Photo Courtesy - U.S. Department of Defense(WASHINGTON) -- As the Obama administration begins to review its Afghan war strategy, an independent task force on U.S. policy on Afghanistan and Pakistan is recommending a "more significant drawdown to a narrower military mission" if the current strategy does not begin showing signs of progress. Although the task force, directed by the Council on Foreign Relations (CFR), offered a qualified endorsement of President Obama's approach to the region, it highlighted "a number of potential problems with the policy."

"If the December 2010 review of U.S. strategy in Afghanistan concludes that the present strategy is not working, the Task Force recommends that a shift to a more limited mission at a substantially reduced level of military force would be warranted," CFR president Richard Haass wrote in the report's foreword.

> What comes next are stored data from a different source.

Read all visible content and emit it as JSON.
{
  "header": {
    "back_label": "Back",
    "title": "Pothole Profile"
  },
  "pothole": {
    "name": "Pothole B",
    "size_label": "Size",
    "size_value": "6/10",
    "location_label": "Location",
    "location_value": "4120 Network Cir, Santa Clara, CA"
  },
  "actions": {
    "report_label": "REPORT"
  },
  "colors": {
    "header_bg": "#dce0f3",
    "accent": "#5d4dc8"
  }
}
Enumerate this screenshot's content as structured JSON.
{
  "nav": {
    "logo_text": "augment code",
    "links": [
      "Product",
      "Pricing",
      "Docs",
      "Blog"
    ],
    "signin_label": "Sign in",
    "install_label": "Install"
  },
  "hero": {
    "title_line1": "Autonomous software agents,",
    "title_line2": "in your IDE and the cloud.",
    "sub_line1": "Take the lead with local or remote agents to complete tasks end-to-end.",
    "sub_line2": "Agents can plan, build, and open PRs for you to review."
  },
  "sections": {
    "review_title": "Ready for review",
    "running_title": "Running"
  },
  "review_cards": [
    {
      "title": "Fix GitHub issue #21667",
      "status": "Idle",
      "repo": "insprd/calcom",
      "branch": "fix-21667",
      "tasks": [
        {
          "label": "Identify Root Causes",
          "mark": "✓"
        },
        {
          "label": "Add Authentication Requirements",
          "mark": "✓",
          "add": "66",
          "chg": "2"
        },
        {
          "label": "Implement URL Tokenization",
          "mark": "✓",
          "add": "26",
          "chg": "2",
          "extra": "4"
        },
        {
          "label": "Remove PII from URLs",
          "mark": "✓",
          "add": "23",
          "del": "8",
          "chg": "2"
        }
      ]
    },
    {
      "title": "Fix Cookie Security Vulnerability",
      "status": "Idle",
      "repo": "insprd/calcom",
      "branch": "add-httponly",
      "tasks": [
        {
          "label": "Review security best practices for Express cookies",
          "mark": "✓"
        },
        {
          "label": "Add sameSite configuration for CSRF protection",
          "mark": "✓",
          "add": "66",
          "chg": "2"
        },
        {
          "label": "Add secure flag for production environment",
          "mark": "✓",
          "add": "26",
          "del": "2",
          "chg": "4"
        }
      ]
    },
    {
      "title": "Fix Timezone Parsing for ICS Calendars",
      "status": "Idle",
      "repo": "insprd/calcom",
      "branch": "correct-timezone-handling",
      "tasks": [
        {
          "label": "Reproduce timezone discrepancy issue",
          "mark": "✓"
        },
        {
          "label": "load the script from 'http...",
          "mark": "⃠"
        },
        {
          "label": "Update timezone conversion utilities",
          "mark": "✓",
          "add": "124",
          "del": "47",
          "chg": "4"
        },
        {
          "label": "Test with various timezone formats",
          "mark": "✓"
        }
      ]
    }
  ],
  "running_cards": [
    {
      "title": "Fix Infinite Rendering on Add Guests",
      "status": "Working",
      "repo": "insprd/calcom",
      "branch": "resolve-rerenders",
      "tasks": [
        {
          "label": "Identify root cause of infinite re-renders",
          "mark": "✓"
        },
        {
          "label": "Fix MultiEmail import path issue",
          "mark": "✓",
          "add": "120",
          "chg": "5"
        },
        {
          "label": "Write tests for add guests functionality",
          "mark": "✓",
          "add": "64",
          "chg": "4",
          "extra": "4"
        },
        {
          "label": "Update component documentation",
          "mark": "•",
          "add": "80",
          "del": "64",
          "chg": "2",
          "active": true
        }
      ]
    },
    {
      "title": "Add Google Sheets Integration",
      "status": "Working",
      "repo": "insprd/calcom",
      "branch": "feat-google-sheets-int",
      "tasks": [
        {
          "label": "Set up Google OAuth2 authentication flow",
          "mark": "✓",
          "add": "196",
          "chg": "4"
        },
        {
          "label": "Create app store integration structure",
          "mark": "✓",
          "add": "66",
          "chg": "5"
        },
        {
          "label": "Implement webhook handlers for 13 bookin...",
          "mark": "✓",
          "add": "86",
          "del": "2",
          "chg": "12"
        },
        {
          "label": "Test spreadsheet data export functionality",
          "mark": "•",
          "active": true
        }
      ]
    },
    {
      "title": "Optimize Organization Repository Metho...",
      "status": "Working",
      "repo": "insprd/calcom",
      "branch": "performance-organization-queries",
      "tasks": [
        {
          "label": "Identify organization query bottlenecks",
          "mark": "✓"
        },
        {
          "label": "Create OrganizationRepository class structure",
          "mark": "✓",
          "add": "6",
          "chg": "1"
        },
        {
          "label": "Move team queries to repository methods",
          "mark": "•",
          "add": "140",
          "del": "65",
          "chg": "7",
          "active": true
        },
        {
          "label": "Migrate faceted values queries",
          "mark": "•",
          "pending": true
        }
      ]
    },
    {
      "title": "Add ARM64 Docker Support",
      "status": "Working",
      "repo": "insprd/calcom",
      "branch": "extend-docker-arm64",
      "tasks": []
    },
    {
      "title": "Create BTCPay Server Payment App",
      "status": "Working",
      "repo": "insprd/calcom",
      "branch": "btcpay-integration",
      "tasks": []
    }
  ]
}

The report said that "the Obama administration will need to find a way to address the government's weakness, corruption, and political division." It also recommended that Washington take the lead in reconciliation between the Taliban and the Afghan government -- a recommendation also made by the New America Foundation's Afghanistan Study Group.

"Rather than leaving the reconciliation process to [Afghan] President Karzai and his narrow support base, Washington should participate fully in guiding a broad-based, inclusive process, bearing in mind that a rapid breakthrough at the negotiating table is unlikely. Afghan reform and reconciliation should then be supported by a regional diplomatic accord brokered by the United States," the report states.

The recommendations come amid a recent drumbeat of positive assessments of the nine-year-old war effort by top Pentagon officials.

"I would hope that it would be that people would recognize that we're making progress in Afghanistan -- that this is worth doing and that the sacrifices our young men and women are making is, in fact, producing success," Secretary of Defense Robert Gates told ABC News earlier this week.